Question écrite n° 7984 :
valeurs mobilières

11e Législature

Question de : M. Jean-Bernard Raimond
Bouches-du-Rhône (14e circonscription) - Rassemblement pour la République

M. Jean-Bernard Raimond appelle l'attention de M. le ministre de l'économie, des finances et de l'industrie sur les plus-values de cessions de valeurs mobilières taxées au titre de l'année 1997, si elles excèdent 100 000 francs.
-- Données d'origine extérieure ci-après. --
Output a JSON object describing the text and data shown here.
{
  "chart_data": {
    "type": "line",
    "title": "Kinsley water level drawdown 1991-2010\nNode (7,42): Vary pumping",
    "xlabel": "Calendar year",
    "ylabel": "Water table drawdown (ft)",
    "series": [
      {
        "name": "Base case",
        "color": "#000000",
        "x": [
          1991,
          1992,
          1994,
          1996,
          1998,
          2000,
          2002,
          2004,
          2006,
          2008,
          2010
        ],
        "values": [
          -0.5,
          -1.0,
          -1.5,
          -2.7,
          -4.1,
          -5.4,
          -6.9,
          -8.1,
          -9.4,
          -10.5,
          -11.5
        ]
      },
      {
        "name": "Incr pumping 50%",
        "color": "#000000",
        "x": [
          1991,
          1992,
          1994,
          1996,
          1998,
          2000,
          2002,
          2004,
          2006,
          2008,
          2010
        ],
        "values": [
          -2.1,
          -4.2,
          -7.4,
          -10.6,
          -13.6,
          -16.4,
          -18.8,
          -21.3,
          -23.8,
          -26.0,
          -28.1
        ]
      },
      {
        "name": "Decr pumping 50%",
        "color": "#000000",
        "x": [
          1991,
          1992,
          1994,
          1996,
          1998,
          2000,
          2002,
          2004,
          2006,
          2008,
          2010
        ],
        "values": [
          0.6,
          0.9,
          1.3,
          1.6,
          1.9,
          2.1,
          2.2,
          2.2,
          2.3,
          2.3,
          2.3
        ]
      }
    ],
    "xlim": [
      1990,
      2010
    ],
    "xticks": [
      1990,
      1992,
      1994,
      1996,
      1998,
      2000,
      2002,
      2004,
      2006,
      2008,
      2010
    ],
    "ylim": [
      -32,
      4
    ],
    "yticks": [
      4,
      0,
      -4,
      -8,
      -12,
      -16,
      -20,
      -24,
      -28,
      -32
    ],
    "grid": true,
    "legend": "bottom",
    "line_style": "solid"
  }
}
N'est-il pas juste et logique d'exclure de ces cessions celles qui ne sont pas en fait des ventes volontaires mais résultent d'offres publiques diverses, telles que OPA, OPE, OPR, initiées par des détenteurs majoritaires et que les porteurs minoritaires sont contraints d'accepter, faute de perte totale de leur avoir, qui résulte la plupart du temps de petits achats réalisés tout au long d'une vie. Le législateur n'a-t-il pas en effet entendu, quand il a décidé de taxer ces plus-values, le terme « cession » au sens de « vente initiée par le détenteur lui-même » ? Il lui demande quelles mesures il envisage de prendre afin de ne pas léser les petits épargnants.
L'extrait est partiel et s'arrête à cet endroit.